- Original Playbill for Time Out for Ginger
- Written by: Ronald Alexander
- Characters: Virginia Carol Howard Carol Ginger Carol Agnes Carol Jeanie Carol Joan Carol Tommy Lizzie Eddie Davis Ed Hoffman Mr.Bob Wilson
- Genre: Comedy
- Setting: The living room of the Carol house

Premiere
- Date: November 26, 1952
- Place: United States
- Directed by: Shepard Traube (1907–1983)

= Time Out for Ginger =

1952 play by Ronald Alexander

Time Out for Ginger is a Broadway comedy written by Ronald Alexander, and directed by Shepard Traube (1907–1983), that ran 248 performances at the Lyceum Theatre from November 26, 1952, to June 27, 1953, before becoming hugely popular in regional theatres throughout the 1950s and early 1960s.

== Cast ==
- Melvyn Douglas as Howard Carol
- Nancy Malone as Ginger Carol
- Polly Rowles
- Conrad Janis
- Laura Pierpont
- Philip Loeb
- Larry Robinson

==Stage ==
The Broadway production starred Melvyn Douglas as Howard Carol, a middle-class husband and father of three girls, one of whom, Ginger (Nancy Malone), wants to try out for her school's football team. At first supportive of his daughter's goal, he begins to feel pressure from Ed Hoffman (Philip Loeb), the president of the bank where he works, and the community at large. The setting is the Carols' living room.

In 1954, several of the original cast members, including Melvyn Douglas, Nancy Malone and Philip Loeb, took the play to Chicago, where Steve McQueen replaced Broadway's Conrad Janis as Eddie Davis who was later replaced by Ralph E. Compton. Loeb had been blacklisted from television and radio several years earlier and the production was his last major role before he committed suicide on September 1, 1955.

In 1964, Liza Minnelli played Ginger at the Bucks County Playhouse.

==Television adaptations==
On 6 October 1955, at 8:30 p.m., Jack Benny starred in a one-hour CBS television adaptation, broadcast for Shower of Stars, with Ruth Hussey, Gary Crosby, Edward Everett Horton, Mary Wickes, Larry Keating, John Hoyt, Ronnie Burns, Olive Sturgess, Carol Leigh, and Janet Parker as Ginger.

In 1960, Ziv Television Programs adapted a television pilot, Time Out for Ginger, as part of The Comedy Shop, an anthology of prospective series.

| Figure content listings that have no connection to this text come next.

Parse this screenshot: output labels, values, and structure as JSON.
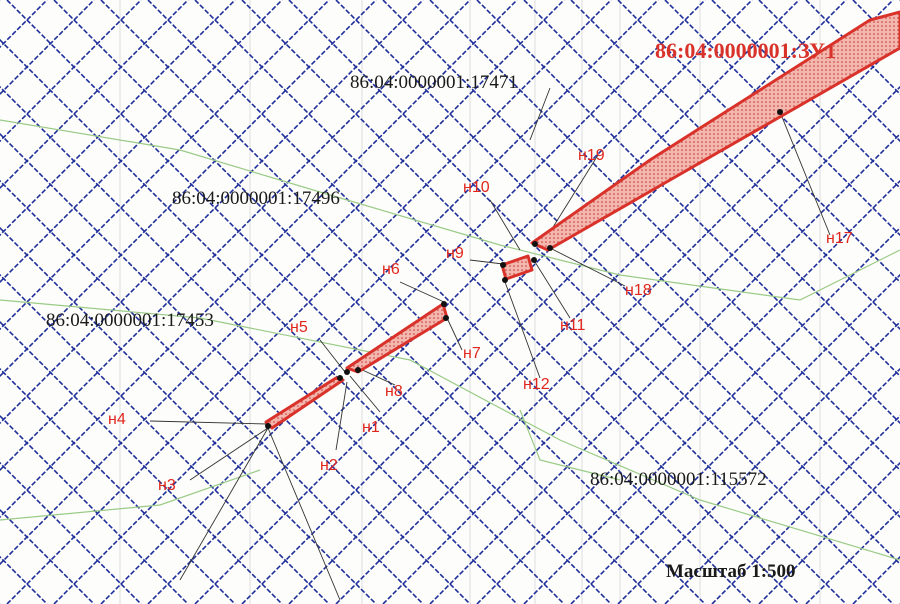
{
  "map": {
    "parcels": [
      {
        "id": "parcel-17471",
        "label": "86:04:0000001:17471"
      },
      {
        "id": "parcel-17496",
        "label": "86:04:0000001:17496"
      },
      {
        "id": "parcel-17453",
        "label": "86:04:0000001:17453"
      },
      {
        "id": "parcel-115572",
        "label": "86:04:0000001:115572"
      }
    ],
    "plot_label": "86:04:0000001:ЗУ1",
    "points": [
      "н1",
      "н2",
      "н3",
      "н4",
      "н5",
      "н6",
      "н7",
      "н8",
      "н9",
      "н10",
      "н11",
      "н12",
      "н17",
      "н18",
      "н19"
    ],
    "scale_label": "Масштаб 1:500",
    "colors": {
      "grid": "#1f2f9a",
      "plot_outline": "#d8322a",
      "plot_fill": "#e86a5a",
      "labels_points": "#e0261c",
      "leader_lines": "#333333",
      "green_lines": "#9acb86"
    }
  }
}
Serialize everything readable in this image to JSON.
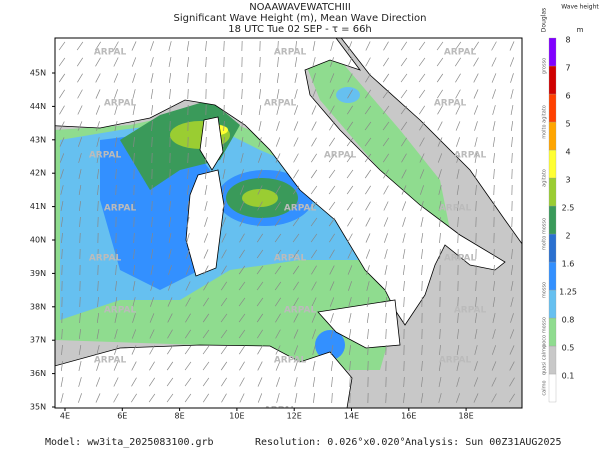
{
  "header": {
    "model_name": "NOAAWAVEWATCHIII",
    "title": "Significant Wave Height (m), Mean Wave Direction",
    "time": "18 UTC Tue 02 SEP  -  τ = 66h"
  },
  "map": {
    "watermark": "ARPAL",
    "lat_labels": [
      "45N",
      "44N",
      "43N",
      "42N",
      "41N",
      "40N",
      "39N",
      "38N",
      "37N",
      "36N",
      "35N"
    ],
    "lon_labels": [
      "4E",
      "6E",
      "8E",
      "10E",
      "12E",
      "14E",
      "16E",
      "18E"
    ]
  },
  "colorbar": {
    "title": "Wave height",
    "unit": "m",
    "scale_title": "Douglas",
    "levels": [
      "0.1",
      "0.5",
      "0.8",
      "1.25",
      "1.6",
      "2",
      "2.5",
      "3",
      "4",
      "5",
      "6",
      "7",
      "8"
    ],
    "douglas": [
      "calmo",
      "quasi calmo",
      "poco mosso",
      "mosso",
      "molto mosso",
      "agitato",
      "molto agitato",
      "grosso"
    ]
  },
  "footer": {
    "model": "Model: ww3ita_2025083100.grb",
    "resolution": "Resolution: 0.026°x0.020°",
    "analysis": "Analysis: Sun 00Z31AUG2025"
  }
}
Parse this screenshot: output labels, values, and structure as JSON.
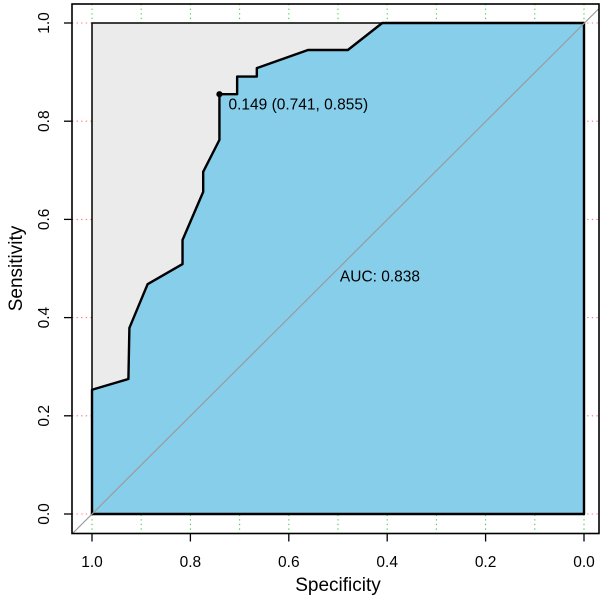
{
  "figure": {
    "background": "#ffffff"
  },
  "chart_data": {
    "type": "line",
    "subtype": "roc-curve",
    "title": "",
    "xlabel": "Specificity",
    "ylabel": "Sensitivity",
    "xlim": [
      1.0,
      0.0
    ],
    "ylim": [
      0.0,
      1.0
    ],
    "x_ticks": [
      {
        "label": "1.0",
        "value": 1.0
      },
      {
        "label": "0.8",
        "value": 0.8
      },
      {
        "label": "0.6",
        "value": 0.6
      },
      {
        "label": "0.4",
        "value": 0.4
      },
      {
        "label": "0.2",
        "value": 0.2
      },
      {
        "label": "0.0",
        "value": 0.0
      }
    ],
    "y_ticks": [
      {
        "label": "0.0",
        "value": 0.0
      },
      {
        "label": "0.2",
        "value": 0.2
      },
      {
        "label": "0.4",
        "value": 0.4
      },
      {
        "label": "0.6",
        "value": 0.6
      },
      {
        "label": "0.8",
        "value": 0.8
      },
      {
        "label": "1.0",
        "value": 1.0
      }
    ],
    "grid": {
      "on": true,
      "style": "dotted",
      "vertical_values": [
        1.0,
        0.9,
        0.8,
        0.7,
        0.6,
        0.5,
        0.4,
        0.3,
        0.2,
        0.1,
        0.0
      ],
      "horizontal_values": [
        0.0,
        0.2,
        0.4,
        0.6,
        0.8,
        1.0
      ],
      "vertical_color": "#44cf44",
      "horizontal_color": "#ff7474"
    },
    "series": [
      {
        "name": "ROC curve",
        "points_spec_sens": [
          [
            1.0,
            0.0
          ],
          [
            1.0,
            0.253
          ],
          [
            0.926,
            0.275
          ],
          [
            0.924,
            0.379
          ],
          [
            0.887,
            0.468
          ],
          [
            0.816,
            0.509
          ],
          [
            0.816,
            0.558
          ],
          [
            0.774,
            0.656
          ],
          [
            0.774,
            0.697
          ],
          [
            0.741,
            0.762
          ],
          [
            0.741,
            0.855
          ],
          [
            0.705,
            0.855
          ],
          [
            0.705,
            0.891
          ],
          [
            0.665,
            0.891
          ],
          [
            0.665,
            0.908
          ],
          [
            0.561,
            0.945
          ],
          [
            0.48,
            0.945
          ],
          [
            0.41,
            1.0
          ],
          [
            0.0,
            1.0
          ]
        ]
      }
    ],
    "chance_line": true,
    "auc": {
      "value": 0.838,
      "label": "AUC: 0.838"
    },
    "threshold": {
      "value": "0.149",
      "specificity": 0.741,
      "sensitivity": 0.855,
      "label": "0.149 (0.741, 0.855)"
    },
    "colors": {
      "auc_polygon_fill": "#87CEEB",
      "max_auc_polygon_fill": "#EBEBEB",
      "curve": "#000000",
      "chance_line": "#9b9b9b",
      "frame": "#000000",
      "text": "#000000"
    }
  }
}
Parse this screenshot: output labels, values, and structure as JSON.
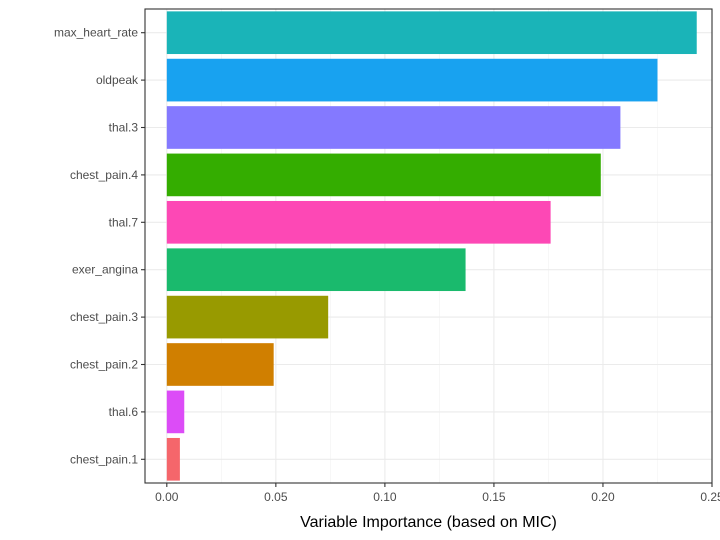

Original playwright Alexander wrote the script for the pilot, which starred Candy Moore (in her first television role) as Ginger, with Roberta Shore as older sister Joan, Maggie Hayes as Agnes, former radio star Karl Swenson as Howard, and Margaret Hamilton as the Carols' maid, the pilot was not picked up as a regular series. Candy Moore went on to play one of Lucille Ball's two young children in The Lucy Show.

==Film adaptation==
The play was adapted into the 1965 feature film, Billie, starring Patty Duke.